We’re actually going to skip the feature engineering step in this simple example, because CatBoost actually includes a neat feature to encode categorical variables itself. This makes it very quick and easy to use. All we need to do is create a list of the categorical variable column names from our dataframe. You can do this manually, but it’s also possible to automate, which saves loads of typing on larger datasets.

categorical_columns = list(df.select_dtypes(include=['object']).columns.values.tolist())

Create the test and training data

Next, we’ll define the X feature set and the y column that will serve as our target variable. We’re going to include all the features in X apart from left, which is to be our target variable. We obviously need to drop this from the X feature set to avoid giving the answer to the model. We’ll then use the train_test_split() function to create the test and training data, allocating 30% to the test group.
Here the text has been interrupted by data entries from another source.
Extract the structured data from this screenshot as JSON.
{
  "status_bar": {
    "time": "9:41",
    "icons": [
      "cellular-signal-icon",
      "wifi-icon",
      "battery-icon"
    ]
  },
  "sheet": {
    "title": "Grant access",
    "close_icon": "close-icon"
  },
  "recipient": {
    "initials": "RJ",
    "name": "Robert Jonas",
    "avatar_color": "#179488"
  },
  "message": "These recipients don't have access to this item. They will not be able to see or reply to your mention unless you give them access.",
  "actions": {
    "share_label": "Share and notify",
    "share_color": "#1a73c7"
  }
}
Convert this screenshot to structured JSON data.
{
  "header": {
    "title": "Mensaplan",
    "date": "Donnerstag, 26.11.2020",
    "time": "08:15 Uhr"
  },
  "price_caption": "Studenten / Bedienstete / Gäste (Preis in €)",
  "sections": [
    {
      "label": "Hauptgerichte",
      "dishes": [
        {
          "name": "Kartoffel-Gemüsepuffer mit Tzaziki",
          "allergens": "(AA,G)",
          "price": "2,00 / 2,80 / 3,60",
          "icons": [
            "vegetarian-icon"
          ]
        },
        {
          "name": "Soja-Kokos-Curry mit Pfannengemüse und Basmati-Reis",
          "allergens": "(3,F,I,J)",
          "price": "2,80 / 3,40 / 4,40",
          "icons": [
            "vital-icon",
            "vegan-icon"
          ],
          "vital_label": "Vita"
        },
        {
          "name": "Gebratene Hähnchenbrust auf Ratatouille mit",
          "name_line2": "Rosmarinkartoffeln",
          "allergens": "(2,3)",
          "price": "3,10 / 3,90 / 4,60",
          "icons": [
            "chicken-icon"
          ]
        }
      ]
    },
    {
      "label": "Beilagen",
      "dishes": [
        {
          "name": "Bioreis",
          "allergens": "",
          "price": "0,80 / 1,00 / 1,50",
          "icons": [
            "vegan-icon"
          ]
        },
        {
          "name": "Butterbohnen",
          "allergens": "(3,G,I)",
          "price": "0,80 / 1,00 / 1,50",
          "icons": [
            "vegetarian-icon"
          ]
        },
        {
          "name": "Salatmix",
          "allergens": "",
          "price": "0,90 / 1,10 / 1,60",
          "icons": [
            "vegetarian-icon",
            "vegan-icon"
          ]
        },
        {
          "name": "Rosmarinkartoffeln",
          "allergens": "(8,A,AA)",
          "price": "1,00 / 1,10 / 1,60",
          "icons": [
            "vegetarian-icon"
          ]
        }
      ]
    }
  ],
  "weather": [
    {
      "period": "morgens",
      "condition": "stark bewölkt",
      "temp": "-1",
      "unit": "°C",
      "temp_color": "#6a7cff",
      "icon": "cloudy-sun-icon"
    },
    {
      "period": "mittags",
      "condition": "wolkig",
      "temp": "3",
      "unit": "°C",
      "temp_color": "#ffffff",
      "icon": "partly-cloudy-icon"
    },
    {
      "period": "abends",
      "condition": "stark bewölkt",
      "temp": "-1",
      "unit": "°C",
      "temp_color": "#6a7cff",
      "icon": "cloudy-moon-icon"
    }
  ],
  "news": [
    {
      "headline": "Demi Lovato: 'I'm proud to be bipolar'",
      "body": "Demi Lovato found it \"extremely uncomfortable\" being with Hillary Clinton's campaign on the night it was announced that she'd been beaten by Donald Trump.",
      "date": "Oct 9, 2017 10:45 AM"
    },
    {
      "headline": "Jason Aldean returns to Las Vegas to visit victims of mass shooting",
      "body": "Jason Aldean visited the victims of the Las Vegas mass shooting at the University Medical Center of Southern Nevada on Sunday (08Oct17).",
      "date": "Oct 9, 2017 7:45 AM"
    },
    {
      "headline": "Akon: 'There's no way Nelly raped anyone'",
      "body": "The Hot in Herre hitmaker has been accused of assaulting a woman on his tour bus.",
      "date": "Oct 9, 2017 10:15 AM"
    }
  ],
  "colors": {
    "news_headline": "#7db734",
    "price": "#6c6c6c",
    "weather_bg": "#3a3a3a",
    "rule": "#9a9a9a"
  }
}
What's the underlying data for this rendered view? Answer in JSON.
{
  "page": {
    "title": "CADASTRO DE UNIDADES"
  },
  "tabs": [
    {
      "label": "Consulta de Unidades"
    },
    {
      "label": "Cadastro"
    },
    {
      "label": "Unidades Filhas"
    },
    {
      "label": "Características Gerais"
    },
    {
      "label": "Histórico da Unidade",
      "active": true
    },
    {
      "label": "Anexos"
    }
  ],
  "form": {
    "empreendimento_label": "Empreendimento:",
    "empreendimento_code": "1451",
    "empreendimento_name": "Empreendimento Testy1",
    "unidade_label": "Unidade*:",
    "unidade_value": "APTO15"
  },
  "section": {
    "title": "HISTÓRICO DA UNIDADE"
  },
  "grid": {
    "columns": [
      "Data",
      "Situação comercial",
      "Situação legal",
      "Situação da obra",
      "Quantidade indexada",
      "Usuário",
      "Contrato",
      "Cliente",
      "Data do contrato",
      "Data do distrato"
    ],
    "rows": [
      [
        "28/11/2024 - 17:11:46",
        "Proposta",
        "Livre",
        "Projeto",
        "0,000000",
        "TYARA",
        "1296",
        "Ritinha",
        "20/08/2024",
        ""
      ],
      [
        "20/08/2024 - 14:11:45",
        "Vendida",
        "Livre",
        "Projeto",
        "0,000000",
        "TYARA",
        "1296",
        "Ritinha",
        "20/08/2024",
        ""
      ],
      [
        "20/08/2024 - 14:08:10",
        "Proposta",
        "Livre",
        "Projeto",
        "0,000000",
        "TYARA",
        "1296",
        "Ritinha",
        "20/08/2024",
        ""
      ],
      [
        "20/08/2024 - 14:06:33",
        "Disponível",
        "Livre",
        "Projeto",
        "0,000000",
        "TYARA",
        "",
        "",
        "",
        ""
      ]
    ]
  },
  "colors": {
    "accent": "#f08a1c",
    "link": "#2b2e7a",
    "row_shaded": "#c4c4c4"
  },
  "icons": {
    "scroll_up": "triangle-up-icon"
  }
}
X = df.drop(columns=['left'])
y = df['left']
X_train, X_test, y_train, y_test = train_test_split(X, y, test_size=0.3, random_state=1)

Create the model

Creating a model with CatBoost is fairly easy. There are loads of options and parameters you can set, but we’re going to leave these on the defaults, adding only silent=True to suppress the verbose output enabled by default.

When we fit the model, we’ll pass in the training data, and give it the test data in the eval_set(), along with the use_best_model=True argument to help reduce model overfitting. The cat_features argument takes the list we created above. The model will take a few seconds to fit, and can then be used to generate predictions, which we’ll store in y_pred.

model = CatBoostClassifier(silent=True)
model.fit(X_train, y_train, 
          eval_set=(X_test, y_test),
          use_best_model=True, 
          cat_features=categorical_columns)
y_pred = model.predict(X_test)

Assess the model’s performance

To see how well our simple model did, we’ll assess its performance using the accuracy score, precision, recall, and the area under the receiver operating characteristic curve, or ROC/AUC for short. This shows us that our model is 98.55% accurate on the test data, and generates a ROC/AUC score of 0.974, which is pretty decent for a first attempt.

accuracy_score = accuracy_score(y_test, y_pred)
precision_score = precision_score(y_test, y_pred)
recall_score = recall_score(y_test, y_pred)
roc_auc_score = roc_auc_score(y_test, y_pred)
print('Accuracy:', accuracy_score)
print('Precision:', precision_score)
print('Recall:', recall_score)
print('ROC/AUC:', roc_auc_score)
Accuracy: 0.9855555555555555
Precision: 0.9875598086124402
Recall: 0.9520295202952029
ROC/AUC: 0.9741119498431517

Matt Clarke, Friday, May 28, 2021

Matt Clarke Matt is an Ecommerce and Marketing Director who uses data science to help in his work. Matt has a Master's degree in Internet Retailing (plus two other Master's degrees in different fields) and specialises in the technical side of ecommerce and marketing.